Criteria for consideration of proposed new indicators:
1. Does it add value? (Does it fill a gap? Is it a good enough proxy measure for an area for which we want an indicator? Is it better than a current indicator?)
2. Dependable updates? (Is there the capacity for ongoing measurement?)
3. Is it scientifically valid? (Has it undergone a peer review process?)
4. Is the data available - both a value for our county and some comparison data?
Promising Practices
What is it: Databases of promising practices and articles and literature are both initially populated by a database of national resources created by the Healthy Communities Institute. In our local communities, we have the opportunity to add local content to these sections. The sources include health departments, federal agencies, universities, and community organizations--not individuals.
Adding a promising practice: the site administrator will consult with the governing body and community experts/leaders in the topic area to determine the appropriateness of adding local promising practices. Again, we will use the four central questions as part of determining appropriateness of content: Does it add value or fill a gap? Are there dependable mechanisms to keep the content current? Is it valid and credible? Is it available?

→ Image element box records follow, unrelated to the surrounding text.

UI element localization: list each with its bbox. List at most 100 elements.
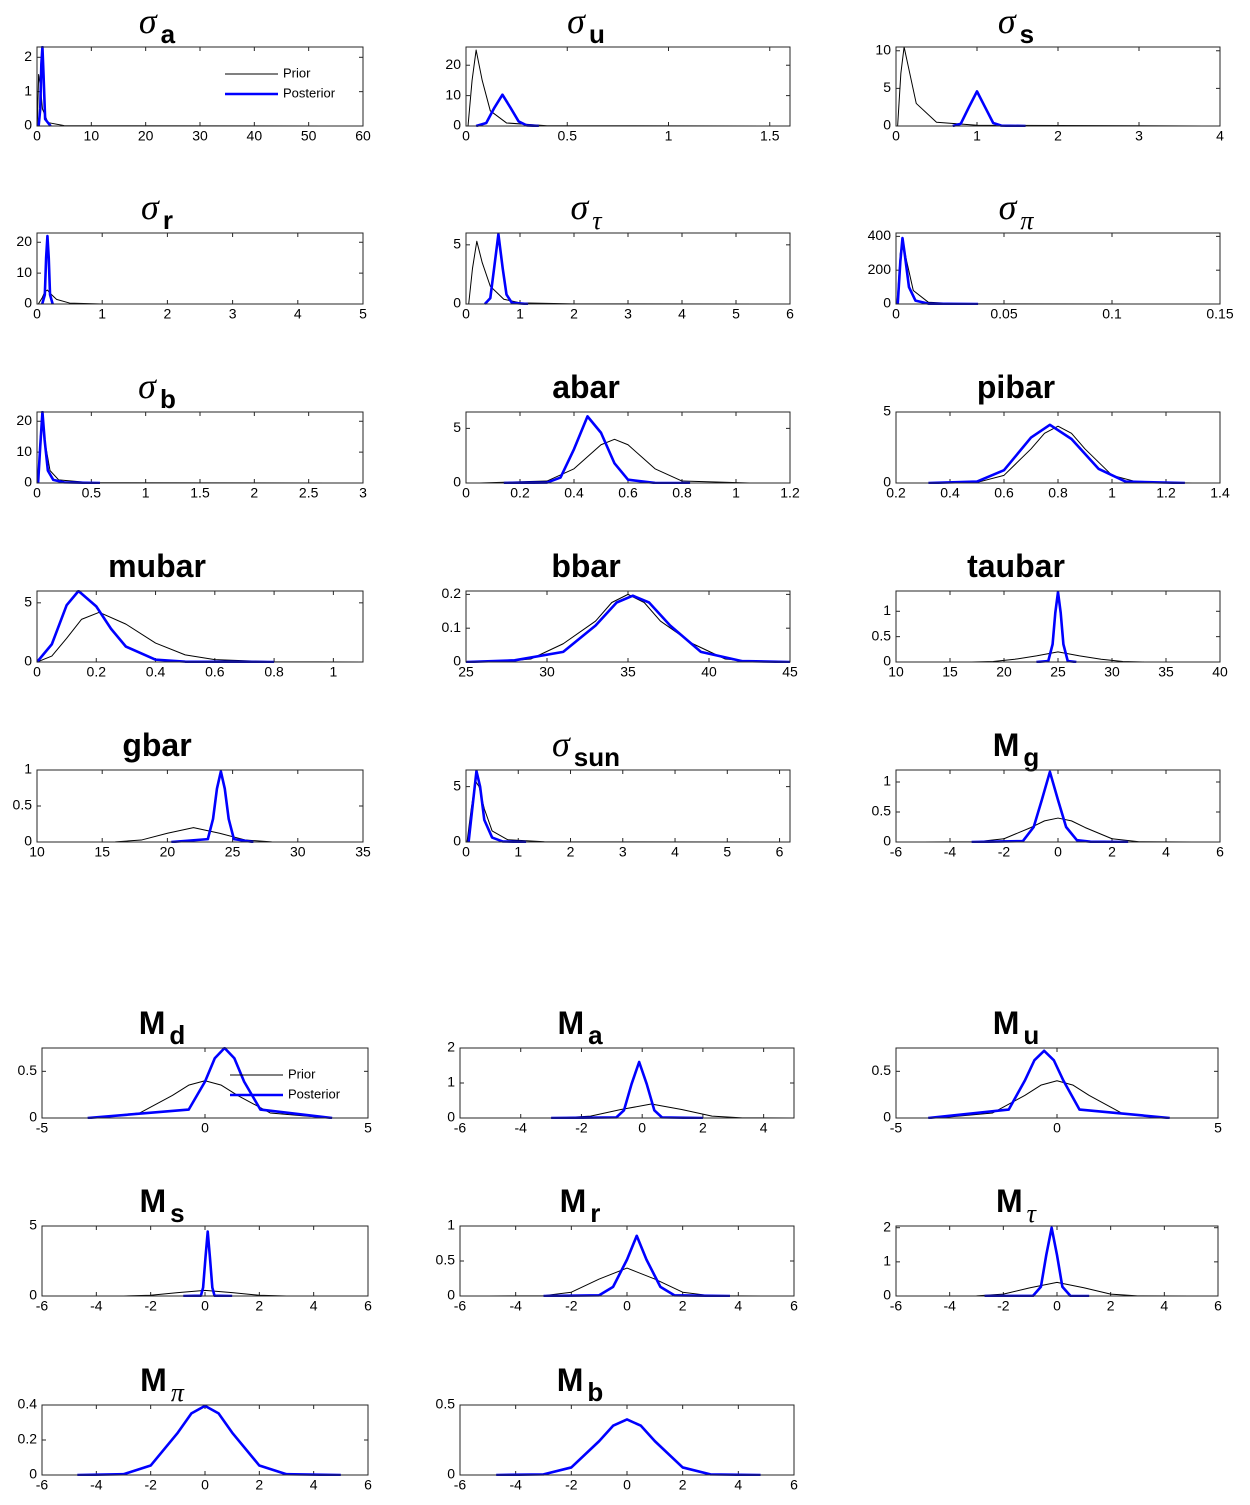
x-tick-label: 0 [462, 127, 470, 143]
chart-title: bbar [551, 548, 620, 584]
subplot: mubar 0 0.2 0.4 0.6 0.8 1 0 5 [24, 548, 364, 679]
x-tick-label: -2 [565, 1297, 578, 1313]
title-main: abar [552, 369, 620, 405]
title-main: pibar [977, 369, 1055, 405]
x-tick-label: 2 [567, 843, 575, 859]
x-tick-label: -4 [944, 843, 957, 859]
y-tick-label: 2 [883, 1218, 891, 1234]
x-tick-label: 5 [732, 305, 740, 321]
x-tick-label: 60 [355, 127, 371, 143]
y-tick-label: 20 [445, 56, 461, 72]
density-line [467, 49, 790, 127]
axes-frame [895, 769, 1221, 843]
title-main: gbar [122, 727, 191, 763]
x-tick-label: -4 [509, 1297, 522, 1313]
subplot: abar 0 0.2 0.4 0.6 0.8 1 1.2 0 5 [453, 369, 800, 500]
y-tick-label: 0 [883, 653, 891, 669]
subplot: σ a 0 10 20 30 40 50 60 0 1 2 Prior Posterior [24, 1, 371, 143]
x-tick-label: -2 [144, 1476, 157, 1492]
axes-frame [36, 590, 364, 663]
x-tick-label: 4 [310, 1297, 318, 1313]
x-tick-label: 3 [619, 843, 627, 859]
subplot: σ sun 0 1 2 3 4 5 6 0 5 [453, 724, 791, 859]
x-tick-label: 1.2 [780, 484, 800, 500]
axes-frame [895, 46, 1221, 127]
chart-title: taubar [967, 548, 1065, 584]
title-main: M [557, 1005, 584, 1041]
chart-title: mubar [108, 548, 206, 584]
x-tick-label: 2 [250, 484, 258, 500]
density-line [40, 234, 54, 305]
axes-frame [36, 769, 364, 843]
x-tick-label: 10 [29, 843, 45, 859]
x-tick-label: 4 [294, 305, 302, 321]
x-tick-label: 5 [723, 843, 731, 859]
y-tick-label: 5 [29, 1217, 37, 1233]
density-line [483, 232, 529, 305]
title-main: mubar [108, 548, 206, 584]
y-tick-label: 0 [453, 653, 461, 669]
y-tick-label: 200 [868, 261, 892, 277]
x-tick-label: 30 [539, 663, 555, 679]
x-tick-label: 35 [355, 843, 371, 859]
title-subscript: s [170, 1198, 184, 1228]
axes-frame [36, 232, 364, 305]
x-tick-label: 1 [516, 305, 524, 321]
x-tick-label: 0.6 [618, 484, 638, 500]
y-tick-label: 1 [24, 761, 32, 777]
legend-label: Prior [283, 65, 311, 80]
density-line [37, 411, 101, 484]
y-tick-label: 20 [16, 233, 32, 249]
x-tick-label: 0.2 [87, 663, 107, 679]
density-line [487, 1267, 767, 1297]
x-tick-label: 0.4 [940, 484, 960, 500]
axes-frame [465, 411, 791, 484]
x-tick-label: -5 [36, 1119, 49, 1135]
y-tick-label: 0 [453, 833, 461, 849]
density-line [479, 438, 750, 484]
density-line [63, 827, 324, 843]
x-tick-label: 0.4 [564, 484, 584, 500]
x-tick-label: 0 [33, 484, 41, 500]
x-tick-label: -2 [565, 1476, 578, 1492]
y-tick-label: 1 [24, 82, 32, 98]
chart-title: σ sun [552, 724, 620, 772]
x-tick-label: 20 [160, 843, 176, 859]
title-subscript: sun [574, 742, 620, 772]
x-tick-label: -5 [890, 1119, 903, 1135]
x-tick-label: 0 [462, 484, 470, 500]
y-tick-label: 0.2 [18, 1431, 38, 1447]
x-tick-label: 0 [1054, 843, 1062, 859]
title-main: σ [552, 724, 571, 764]
x-tick-label: 4 [1160, 1297, 1168, 1313]
title-subscript: u [1023, 1020, 1039, 1050]
x-tick-label: 30 [192, 127, 208, 143]
y-tick-label: 0 [883, 1109, 891, 1125]
x-tick-label: 25 [1050, 663, 1066, 679]
axes-frame [895, 232, 1221, 305]
x-tick-label: 6 [790, 1476, 798, 1492]
y-tick-label: 20 [16, 412, 32, 428]
y-tick-label: 0 [24, 117, 32, 133]
y-tick-label: 5 [453, 236, 461, 252]
x-tick-label: 0.8 [264, 663, 284, 679]
density-line [952, 90, 1026, 127]
x-tick-label: 0 [33, 127, 41, 143]
title-subscript: s [1020, 19, 1034, 49]
axes-frame [459, 1404, 795, 1476]
x-tick-label: -4 [509, 1476, 522, 1492]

The intervention must be community-focused, health related, effective, and an evidence-based practice. The research and/or evaluation process must be rigorous and the results statistically significant.
Feature Articles
What is it: on the home page, we post local feature articles and stories on topics that enhance, analyze and provide deeper understanding of the community health indicator data, potentially promising practices, and community assets. Feature articles may be as simple as linking to existing web articles about a particular issue along with a brief article that relates to local assets or indicators or they may be completely written and created locally. Feature articles are generally rotated on a weekly basis with an eye to providing a diverse array of stories with a local emphasis.
Adding feature articles: The site administrator, in consultation with the governing body and other community partners, will choose the feature articles based on what they deem important local health news.
Featured Content
What is it: on the home page we highlight a local health program and provide relevant website and resources for that program.

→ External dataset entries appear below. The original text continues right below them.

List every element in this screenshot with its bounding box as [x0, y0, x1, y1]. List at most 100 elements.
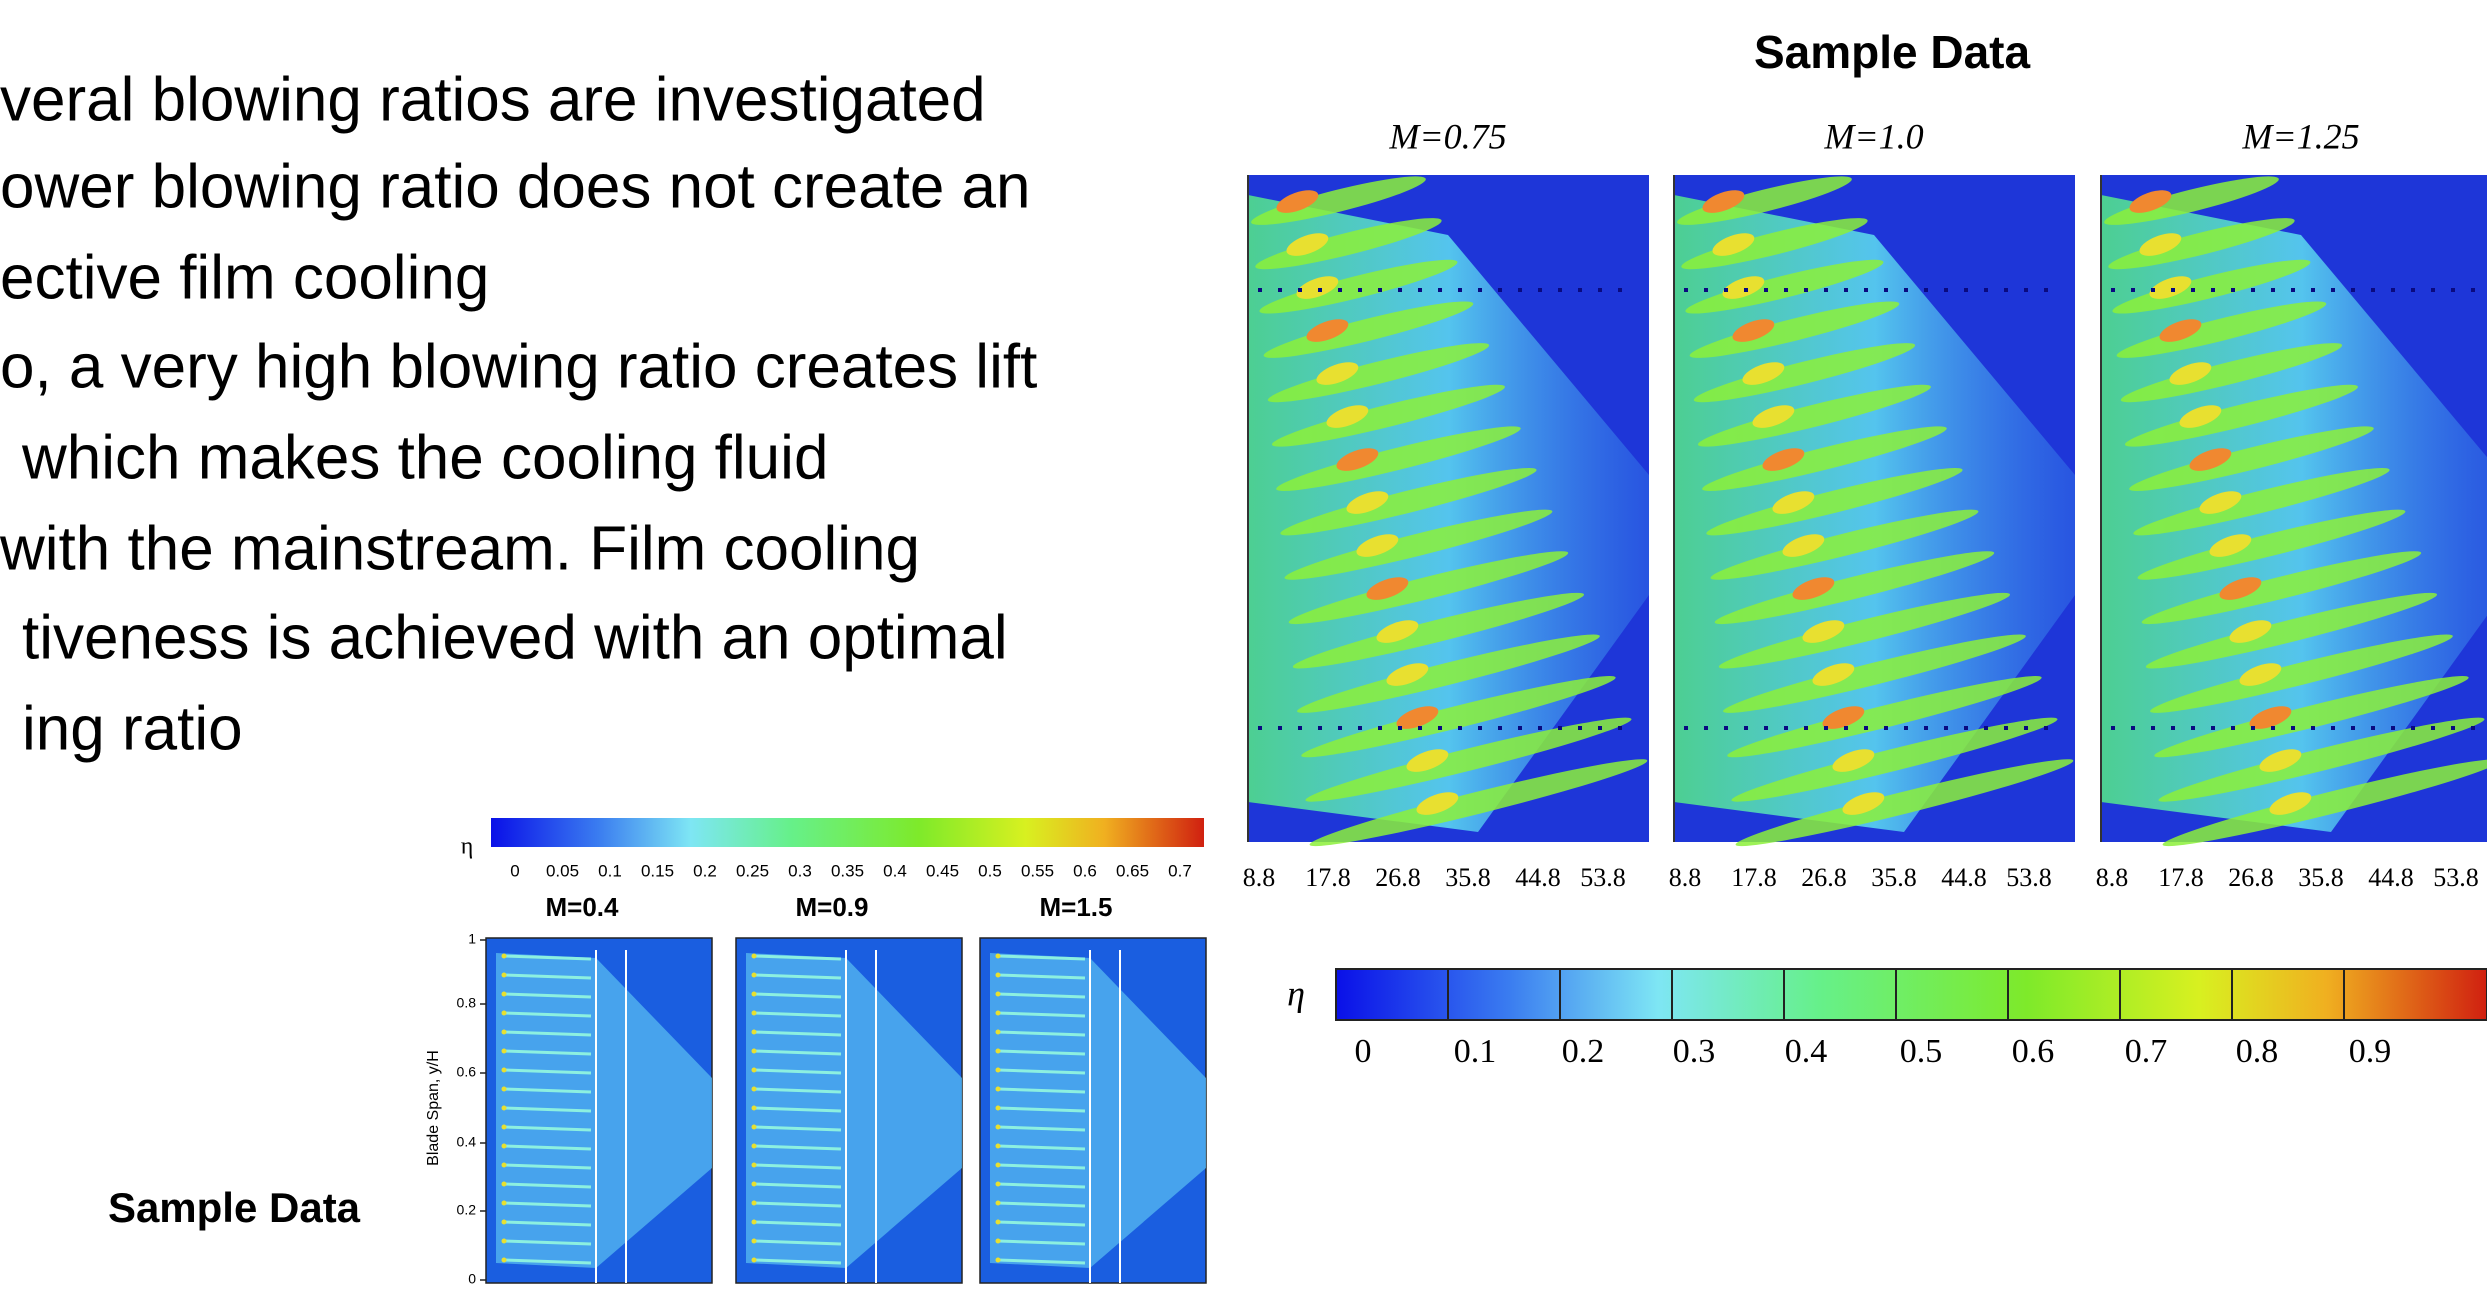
- hot-spot: [2239, 663, 2282, 686]
- cooling-streak: [503, 1258, 592, 1265]
- hole-marker: [751, 1010, 757, 1016]
- cooling-streak: [503, 1087, 592, 1094]
- hot-spot: [1802, 620, 1845, 643]
- cooling-streak: [1706, 467, 1963, 536]
- cooling-streak: [1280, 467, 1537, 536]
- contour-plot: [1247, 175, 1649, 847]
- cooling-streak: [2150, 634, 2453, 713]
- colorbar-tick-label: 0.05: [546, 861, 579, 880]
- panel-title: M=1.0: [1823, 116, 1923, 156]
- cooling-streak: [753, 1125, 842, 1132]
- coverage-region: [990, 953, 1206, 1268]
- colorbar-tick-label: 0.25: [736, 861, 769, 880]
- panel-title: M=0.75: [1388, 116, 1506, 156]
- colorbar-tick-label: 0.6: [1073, 861, 1097, 880]
- hot-spot: [2249, 706, 2292, 729]
- cooling-streak: [1301, 676, 1616, 758]
- colorbar-tick-label: 0.6: [2012, 1033, 2055, 1070]
- colorbar-tick-label: 0.3: [788, 861, 812, 880]
- hot-spot: [2189, 448, 2232, 471]
- hole-marker: [995, 1200, 1001, 1206]
- hole-marker: [751, 1181, 757, 1187]
- hole-marker: [501, 1257, 507, 1263]
- x-tick-label: 17.8: [2158, 863, 2204, 892]
- cooling-streak: [503, 954, 592, 961]
- hot-spot: [1842, 792, 1885, 815]
- figure-title: Sample Data: [1754, 26, 2031, 78]
- hole-marker: [751, 1162, 757, 1168]
- cooling-streak: [997, 1182, 1086, 1189]
- cooling-streak: [997, 1163, 1086, 1170]
- cooling-streak: [997, 1106, 1086, 1113]
- bullet-text: o, a very high blowing ratio creates lif…: [0, 332, 1037, 401]
- contour-plot: [735, 937, 963, 1284]
- y-tick-label: 0: [468, 1271, 476, 1287]
- contour-plot: [979, 937, 1207, 1284]
- hot-spot: [1336, 448, 1379, 471]
- hot-spot: [1286, 233, 1329, 256]
- coverage-region: [496, 953, 712, 1268]
- colorbar: [491, 818, 1204, 847]
- hot-spot: [1822, 706, 1865, 729]
- cooling-streak: [1297, 634, 1600, 713]
- bullet-text: tiveness is achieved with an optimal: [22, 603, 1008, 672]
- x-tick-label: 53.8: [2433, 863, 2479, 892]
- hot-spot: [1772, 491, 1815, 514]
- cooling-streak: [1685, 259, 1884, 314]
- cooling-streak: [1710, 509, 1979, 580]
- cooling-streak: [503, 1144, 592, 1151]
- y-axis-label: Blade Span, y/H: [425, 1050, 442, 1166]
- hot-spot: [1702, 190, 1745, 213]
- cooling-streak: [503, 1011, 592, 1018]
- hot-spot: [1276, 190, 1319, 213]
- cooling-streak: [753, 1087, 842, 1094]
- hole-marker: [995, 1238, 1001, 1244]
- hole-marker: [995, 1048, 1001, 1054]
- bullet-text: which makes the cooling fluid: [21, 423, 828, 492]
- x-tick-label: 44.8: [2368, 863, 2414, 892]
- x-tick-label: 8.8: [1669, 863, 1702, 892]
- hot-spot: [2169, 362, 2212, 385]
- cooling-streak: [1689, 301, 1900, 358]
- cooling-streak: [1271, 384, 1505, 447]
- hole-marker: [501, 1162, 507, 1168]
- cooling-streak: [2141, 551, 2422, 625]
- cooling-streak: [1276, 426, 1521, 491]
- hot-spot: [2149, 276, 2192, 299]
- colorbar-symbol: η: [1287, 973, 1305, 1013]
- hot-spot: [1812, 663, 1855, 686]
- cooling-streak: [1735, 759, 2074, 847]
- cooling-streak: [1251, 176, 1426, 225]
- hole-marker: [501, 953, 507, 959]
- contour-plot: [2100, 175, 2487, 847]
- colorbar-tick-label: 0.15: [641, 861, 674, 880]
- hole-marker: [501, 1105, 507, 1111]
- hole-marker: [501, 1029, 507, 1035]
- cooling-streak: [2104, 176, 2279, 225]
- y-tick-label: 0.4: [457, 1134, 477, 1150]
- hole-marker: [751, 1200, 757, 1206]
- panel-title: M=1.5: [1040, 892, 1113, 922]
- hole-marker: [751, 1219, 757, 1225]
- cooling-streak: [503, 1220, 592, 1227]
- cooling-streak: [997, 973, 1086, 980]
- bullet-text: veral blowing ratios are investigated: [0, 65, 986, 134]
- hole-marker: [751, 953, 757, 959]
- hole-marker: [995, 953, 1001, 959]
- colorbar-tick-label: 0.3: [1673, 1033, 1716, 1070]
- cooling-streak: [503, 1125, 592, 1132]
- cooling-streak: [997, 1068, 1086, 1075]
- cooling-streak: [503, 1239, 592, 1246]
- bullet-text: with the mainstream. Film cooling: [0, 514, 920, 583]
- x-tick-label: 44.8: [1515, 863, 1561, 892]
- contour-plot: [1673, 175, 2075, 847]
- hole-marker: [751, 1086, 757, 1092]
- hot-spot: [1306, 319, 1349, 342]
- hot-spot: [1346, 491, 1389, 514]
- hole-marker: [751, 1124, 757, 1130]
- hot-spot: [1792, 577, 1835, 600]
- y-tick-label: 0.6: [457, 1064, 477, 1080]
- hot-spot: [1326, 405, 1369, 428]
- hole-marker: [995, 1105, 1001, 1111]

Adding featured content: The site administrator, in consultation with the governing body and other local health leaders, will choose the featured content.
Resources
Links to government sites, academic centers, and some community-based organizations and foundations will be permitted only if the other site includes health and human services related information and data. Links will not be provided to advocacy organizations and organizations that offer or support products or services that are detrimental to health, such as tobacco products.
Website Survey
What is it: Website survey questions are non-scientific polls to gather information about how well the Healthy Klamath website is serving its audience.